Greece’s economy will contract by an estimated 8.2% this year due to the effects of the coronavirus pandemic before picking up next year, the government said Monday as it submitted its 2021 draft budget to parliament.
The 2021 budget was “drawn up in an environment of unprecedented uncertainty, due to the indefinite expiration date of the unprecedented coronavirus pandemic,” government spokesman Stelios Petsas said.
Greece emerged nearly two years ago from eight years of international bailout programs, during which it made deep spending cuts and tax increases to qualify for rescue loans. Its financial crisis sent unemployment skyrocketing and wiped out a quarter of the economy.
The country’s public debt is projected to reach 337 billion euros this year, or 197.4% of gross domestic product. That would fall slightly to 342 billion euros, or 184.7% of GDP, in 2021, according to the draft budget. Unemployment is forecast to rise to 18.6% this year, compared with 17.3% last year, before dipping to 16.5% next year.
Petsas said the recession forecast for 2020 is less severe than the 8.7% contraction estimated for the eurozone as a whole.
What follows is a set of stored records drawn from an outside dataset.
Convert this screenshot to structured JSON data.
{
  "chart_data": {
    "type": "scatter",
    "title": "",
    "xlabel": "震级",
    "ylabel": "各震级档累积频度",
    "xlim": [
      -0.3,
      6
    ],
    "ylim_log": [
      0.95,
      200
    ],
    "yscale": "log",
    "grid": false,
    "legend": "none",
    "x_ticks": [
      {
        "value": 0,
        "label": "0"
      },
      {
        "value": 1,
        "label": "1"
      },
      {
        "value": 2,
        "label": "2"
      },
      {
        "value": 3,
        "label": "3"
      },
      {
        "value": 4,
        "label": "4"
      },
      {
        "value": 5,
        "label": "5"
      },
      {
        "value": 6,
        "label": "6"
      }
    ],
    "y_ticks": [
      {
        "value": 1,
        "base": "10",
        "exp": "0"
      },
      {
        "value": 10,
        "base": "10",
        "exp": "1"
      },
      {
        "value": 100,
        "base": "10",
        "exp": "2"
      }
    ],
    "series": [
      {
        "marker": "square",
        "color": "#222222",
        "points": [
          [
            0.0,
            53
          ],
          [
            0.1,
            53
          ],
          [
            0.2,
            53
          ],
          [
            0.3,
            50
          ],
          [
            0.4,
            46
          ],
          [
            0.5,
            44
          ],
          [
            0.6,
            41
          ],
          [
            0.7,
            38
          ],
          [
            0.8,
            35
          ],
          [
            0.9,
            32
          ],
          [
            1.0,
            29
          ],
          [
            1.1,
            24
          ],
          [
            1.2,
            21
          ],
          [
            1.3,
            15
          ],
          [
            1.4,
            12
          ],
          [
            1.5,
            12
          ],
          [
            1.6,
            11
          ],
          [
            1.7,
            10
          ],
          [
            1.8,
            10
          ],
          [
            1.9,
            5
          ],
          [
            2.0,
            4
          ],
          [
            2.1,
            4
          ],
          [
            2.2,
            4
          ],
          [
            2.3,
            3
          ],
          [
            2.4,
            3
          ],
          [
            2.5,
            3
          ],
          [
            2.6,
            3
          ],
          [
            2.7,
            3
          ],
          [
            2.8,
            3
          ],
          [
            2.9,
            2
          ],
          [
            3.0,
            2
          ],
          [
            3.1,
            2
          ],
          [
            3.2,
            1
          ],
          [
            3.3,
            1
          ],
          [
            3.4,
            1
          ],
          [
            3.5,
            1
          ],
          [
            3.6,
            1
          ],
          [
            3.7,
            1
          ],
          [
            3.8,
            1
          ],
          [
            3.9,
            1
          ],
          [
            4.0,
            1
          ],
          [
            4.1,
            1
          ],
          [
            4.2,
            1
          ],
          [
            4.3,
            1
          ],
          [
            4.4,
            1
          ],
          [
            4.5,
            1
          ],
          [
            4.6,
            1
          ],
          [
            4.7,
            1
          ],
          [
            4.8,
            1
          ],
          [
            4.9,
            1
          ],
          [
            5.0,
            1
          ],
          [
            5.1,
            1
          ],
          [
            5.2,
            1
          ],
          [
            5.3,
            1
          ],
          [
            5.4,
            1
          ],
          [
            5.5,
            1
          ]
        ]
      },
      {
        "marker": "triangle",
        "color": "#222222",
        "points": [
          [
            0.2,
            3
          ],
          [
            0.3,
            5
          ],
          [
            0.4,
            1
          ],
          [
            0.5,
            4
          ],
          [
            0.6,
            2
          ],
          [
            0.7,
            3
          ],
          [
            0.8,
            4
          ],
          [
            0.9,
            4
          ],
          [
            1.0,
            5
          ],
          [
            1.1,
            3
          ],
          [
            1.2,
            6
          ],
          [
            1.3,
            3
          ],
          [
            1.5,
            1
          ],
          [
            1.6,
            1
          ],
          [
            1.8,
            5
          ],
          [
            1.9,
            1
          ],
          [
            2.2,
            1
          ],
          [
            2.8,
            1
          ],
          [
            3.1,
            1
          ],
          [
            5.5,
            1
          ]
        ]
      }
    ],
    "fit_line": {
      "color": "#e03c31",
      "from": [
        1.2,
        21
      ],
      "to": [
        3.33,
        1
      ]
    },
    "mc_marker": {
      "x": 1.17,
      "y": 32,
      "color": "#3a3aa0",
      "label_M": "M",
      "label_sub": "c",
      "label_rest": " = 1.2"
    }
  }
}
The economy is expected to bounce back 7.5% next year, so that “Greek people’s income will remain almost unchanged” during the two-year period, the budget said.
The primary budget balance – that is, the government’s budget without taking into account the cost of servicing debt – will tumble to a deficit of 6.2% this year, and remain in a deficit of about 1% next year.
Submitting the draft budget 2021, Finance Minister Christos Staikouras said it was drafted during period in which the global economy and societies continued to be tested by the most serious health crisis of the last 100 years and the resulting worst annual global economic recession since the end of the World War II.
“The 2021 state budget is drafted, unfortunately, under odd and extremely adverse conditions and in a state of serious uncertainty,” he said, adding that this uncertainty forced European institutions to decided the extension of more flexible fiscal policy in 2021 to protect, as much as possible, the productive and social fiber from the impact of the pandemic.”
Staikouras said that EU funds safeguarded by the Greek government from the Recovery Fund and the React EU will add two percentage points to economic growth in the country in 2021, from 5.5 pct (base scenario) to 7.5 pct (final provision). Under the adverse scenario, however, economic growth will reach 4.5-5.0 pct in 2021.
Staikouras said that a provision for a dynamic economic recovery in 2021 is also based on measures to lower the tax and social insurance burden on enterprises to encourage job creation, such as lowering social insurance contributions by three points, abolishing a solidary contribution tax and hiring new workers without social insurance contributions for up to six months. The 2021 budget also envisages, for safety reasons, to maintain a capital buffer to deal any future needs.